Voters fill out their ballots inside the Queens Borough Public...

Voters fill out their ballots inside the Queens Borough Public Library in Elmhurst during the midterm elections on Nov. 6, 2018. Credit: Sipa USA via AP/ANTHONY BEHAR/SIPA USA

The state Democratic Party Committee will convene Monday in Westchester County in part to consider a ban on fusion voting — the practice, rarely used in other states, which allows candidates to appear on multiple ballot lines under the endorsement of multiple parties.

Jay Jacobs, the incoming state party chairman and current Nassau County Democratic chairman, backs the ban and believes it has a chance of passing the committee. But the bigger question is whether state legislators will be spurred by the vote and actually approve a law to prohibit fusion voting.

As deployed in New York, fusion voting typically means minor parties endorsing a major-party candidate. Think about the Working Families Party endorsing Democrat Gov. Andrew M. Cuomo last year and the Conservative Party backing Republican Marc Molinaro.

It’s rare for the transaction to go the other way, with a major party nominating a minor-party member.

Critics say the system too often leads to minor parties squeezing out patronage jobs from the major parties and forcing major-party candidates farther to the left or right than they normally would be — a “tail wagging the dog” situation giving fringe players outsized influence. They say it allows the minor party to sponge off Republicans and Democrats.

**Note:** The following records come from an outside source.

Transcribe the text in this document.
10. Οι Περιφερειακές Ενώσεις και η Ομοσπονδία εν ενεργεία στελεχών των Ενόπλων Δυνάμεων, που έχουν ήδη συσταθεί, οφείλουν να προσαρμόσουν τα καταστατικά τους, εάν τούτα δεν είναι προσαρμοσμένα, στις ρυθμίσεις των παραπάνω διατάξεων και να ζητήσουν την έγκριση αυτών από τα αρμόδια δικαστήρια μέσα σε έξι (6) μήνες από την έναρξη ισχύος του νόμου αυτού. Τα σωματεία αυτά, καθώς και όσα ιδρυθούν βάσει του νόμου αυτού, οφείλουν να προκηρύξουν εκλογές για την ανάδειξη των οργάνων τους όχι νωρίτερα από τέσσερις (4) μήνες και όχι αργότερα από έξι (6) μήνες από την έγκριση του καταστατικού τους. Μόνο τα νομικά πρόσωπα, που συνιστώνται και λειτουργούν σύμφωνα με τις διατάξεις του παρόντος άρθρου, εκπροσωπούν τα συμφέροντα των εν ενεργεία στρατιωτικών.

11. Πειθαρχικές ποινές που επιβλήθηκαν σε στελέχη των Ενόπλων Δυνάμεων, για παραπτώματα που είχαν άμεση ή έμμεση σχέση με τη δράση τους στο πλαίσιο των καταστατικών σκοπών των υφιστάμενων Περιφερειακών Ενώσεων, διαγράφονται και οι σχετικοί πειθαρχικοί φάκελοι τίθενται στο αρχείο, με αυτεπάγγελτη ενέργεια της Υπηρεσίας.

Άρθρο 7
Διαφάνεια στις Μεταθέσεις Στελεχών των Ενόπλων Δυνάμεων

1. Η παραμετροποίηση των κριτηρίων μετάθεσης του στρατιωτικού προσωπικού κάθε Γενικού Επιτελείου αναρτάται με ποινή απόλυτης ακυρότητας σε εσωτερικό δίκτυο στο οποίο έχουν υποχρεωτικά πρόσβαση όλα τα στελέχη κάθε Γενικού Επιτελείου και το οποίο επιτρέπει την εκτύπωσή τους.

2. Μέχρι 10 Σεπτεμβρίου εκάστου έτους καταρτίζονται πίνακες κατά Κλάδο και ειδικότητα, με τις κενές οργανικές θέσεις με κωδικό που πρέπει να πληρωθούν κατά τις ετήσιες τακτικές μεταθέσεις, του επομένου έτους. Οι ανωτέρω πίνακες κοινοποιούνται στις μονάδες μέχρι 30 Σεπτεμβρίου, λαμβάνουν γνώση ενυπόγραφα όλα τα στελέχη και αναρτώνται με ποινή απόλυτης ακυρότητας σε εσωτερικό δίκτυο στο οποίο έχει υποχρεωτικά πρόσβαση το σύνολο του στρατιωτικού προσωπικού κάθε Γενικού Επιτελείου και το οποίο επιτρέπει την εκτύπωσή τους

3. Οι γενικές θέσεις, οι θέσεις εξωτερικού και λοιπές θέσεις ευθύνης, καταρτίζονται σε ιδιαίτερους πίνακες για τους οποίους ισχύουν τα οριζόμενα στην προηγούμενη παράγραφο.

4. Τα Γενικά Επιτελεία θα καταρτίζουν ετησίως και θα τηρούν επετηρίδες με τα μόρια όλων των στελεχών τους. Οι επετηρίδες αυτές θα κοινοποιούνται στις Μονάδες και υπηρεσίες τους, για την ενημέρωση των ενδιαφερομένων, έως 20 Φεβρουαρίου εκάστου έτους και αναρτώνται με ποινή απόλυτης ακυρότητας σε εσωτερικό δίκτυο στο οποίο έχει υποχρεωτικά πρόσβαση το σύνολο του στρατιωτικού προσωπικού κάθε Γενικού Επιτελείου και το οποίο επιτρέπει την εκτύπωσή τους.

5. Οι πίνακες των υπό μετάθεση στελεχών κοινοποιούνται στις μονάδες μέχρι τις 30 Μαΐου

“It creates all sorts of problems. You’ve got transactional politics. You have lack of clarity for voters,” Jacobs, a longtime critic of the system, said. “There’s no good-government basis for fusion voting.”

Minor parties don’t disagree the system gives them leverage. But they also say it gives their members a chance to be heard and influence legislation rather than be ignored.

“Make no mistake: This is a direct attack by Andrew Cuomo on the Working Families Party, our grassroots supporters, and progressive activists across New York in political retribution for the historic gains we’ve made together over the past year,” WFP Executive Director Bill Lipton said in an email blast to supporters urging them to get out the word about Monday's expected vote.

Though Lipton characterized the anti-fusion push as coming from Cuomo, Jacobs said it comes from Democratic county chairs and progressive members of the party.

Cuomo has feuded with the WFP through each of his gubernatorial campaigns. In 2018, the party initially endorsed actress Cynthia Nixon, but reluctantly switched to Cuomo after he defeated her in a Democratic primary.

But it’s also true that complaints about fusion voting have been voiced for years by many Republicans and Democrats, not just Cuomo. Norman Green, a Chautauqua County elections commissioner and a Democrat, last fall called it a “millstone” around statewide elections.

New York is one of just three states in the nation that permit a candidate's name to appear on multiple ballot lines, according to Ballot Access News, a website that monitors election laws. Several others allow multiple endorsements while still printing a candidate's name just once on the actual ballot.

Most of the minor parties simply attach themselves to major parties rather than run candidates of their own. The Green Party and the Libertarians have been the only two minor parties that consistently refuse to cross-endorse major party candidates.

It’s one thing for the Democratic Party Committee to vote against fusion voting. Outlawing it through state legislation is another matter. Jacobs said the party vote could boost the chances of legislative action, but nothing is certain.

 “If we do it, I suspect it will catch the attention of folks in Albany,” he said. “But it doesn’t mean they’ll listen or follow it.”